De acuerdo con Oelsner (2015), los hábitos y prácticas de una comunidad de seguridad se desarman ante la falta de estructuras normativas compartidas y duraderas que promuevan áreas de interés, moldeen normas y contribuyan a la construcción de una identidad común entre Estados y sociedades.
En un escenario como el que abrió la pandemia, de individualismo, descoordinación, falta de visiones colectivas y respuestas estatales deficientes, no resulta extraño que aumente la desconfianza mutua, proliferen discursos securitizadores ˗tanto en referencia al virus como a los vecinos˗ y se legitime el papel interventor de los militares en aspectos que exceden a su función tradicional.
Con una identidad común en deterioro, la comunidad política se parece cada vez más a una sociedad anárquica. En este caso, los Estados son más reacios a cooperar y aumentan las percepciones de amenaza entre sus miembros, quienes comienzan a verse como rivales y no tanto como amigos.
Si pensamos en el futuro inmediato, resultan alarmantes los efectos que puede tener sobre la democracia y la estabilidad institucional en la región el movimiento de resecuritización y militarización que sobrevino con la pandemia. Como se sostiene más arriba, la ampliación de las funciones militares hacia otras esferas de la agenda pública desvirtúa sus misiones principales y atenta contra la elaboración de un pensamiento estratégico compartido por los Estados de la región. A ello se agrega otro problema: los datos muestran que América del Sur entró en un círculo vicioso de aumento de la valoración de las fuerzas armadas por parte de la ciudadanía, acompañado de un creciente militarismo y de una disminución en la satisfacción con la democracia y sus instituciones de gobierno.
Como explica Levy (2016, 6), la democracia es necesaria, aunque no condición suficiente, para contrarrestar la militarización de los asuntos públicos.

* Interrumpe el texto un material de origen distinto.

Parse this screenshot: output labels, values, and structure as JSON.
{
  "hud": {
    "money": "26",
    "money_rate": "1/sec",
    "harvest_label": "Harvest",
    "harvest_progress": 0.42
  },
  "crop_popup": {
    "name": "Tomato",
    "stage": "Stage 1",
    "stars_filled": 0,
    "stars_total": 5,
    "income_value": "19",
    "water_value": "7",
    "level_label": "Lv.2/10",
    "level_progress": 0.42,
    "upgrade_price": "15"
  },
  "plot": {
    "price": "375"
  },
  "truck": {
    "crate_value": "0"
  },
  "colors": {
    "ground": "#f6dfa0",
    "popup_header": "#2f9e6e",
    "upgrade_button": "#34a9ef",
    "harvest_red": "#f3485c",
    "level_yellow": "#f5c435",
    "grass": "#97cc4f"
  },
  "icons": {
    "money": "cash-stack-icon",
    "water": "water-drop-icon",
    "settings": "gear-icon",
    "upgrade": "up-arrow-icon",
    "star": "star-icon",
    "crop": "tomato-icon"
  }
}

En efecto, un círculo virtuoso implicaría que las sociedades ponderen de manera positiva tanto a los uniformados como al régimen democrático y el Estado de derecho.
Ahora bien, también es posible encontrar algunos aspectos que permiten trazar un panorama menos sombrío. Si bien la militarización y ampliación de medidas de vigilancia y control social parecen contar con el apoyo de la ciudadanía, resulta poco probable que se llegue a utilizar la fuerza para dirimir conflictos entre países de la región.
Como explicamos anteriormente, las identidades comunes se han erosionado y el uso de la violencia pareciera estar más aceptado, pero no al punto de considerar a los demás miembros de la comunidad como enemigos. La pandemia, |además, pasará en algún momento y la “nueva normalidad” ofrecerá un escenario más propicio para reconstruir los vínculos comunitarios.
Por último, vale señalar que, por más que la falta de coordinación frente a la pandemia haya profundizado la fragmentación de las instancias de integración, la historia nos muestra que el regionalismo latinoamericano cuenta con una capacidad de resiliencia significativa, y que los organismos que hoy están paralizados o han dejado de funcionar pueden revitalizarse en un futuro.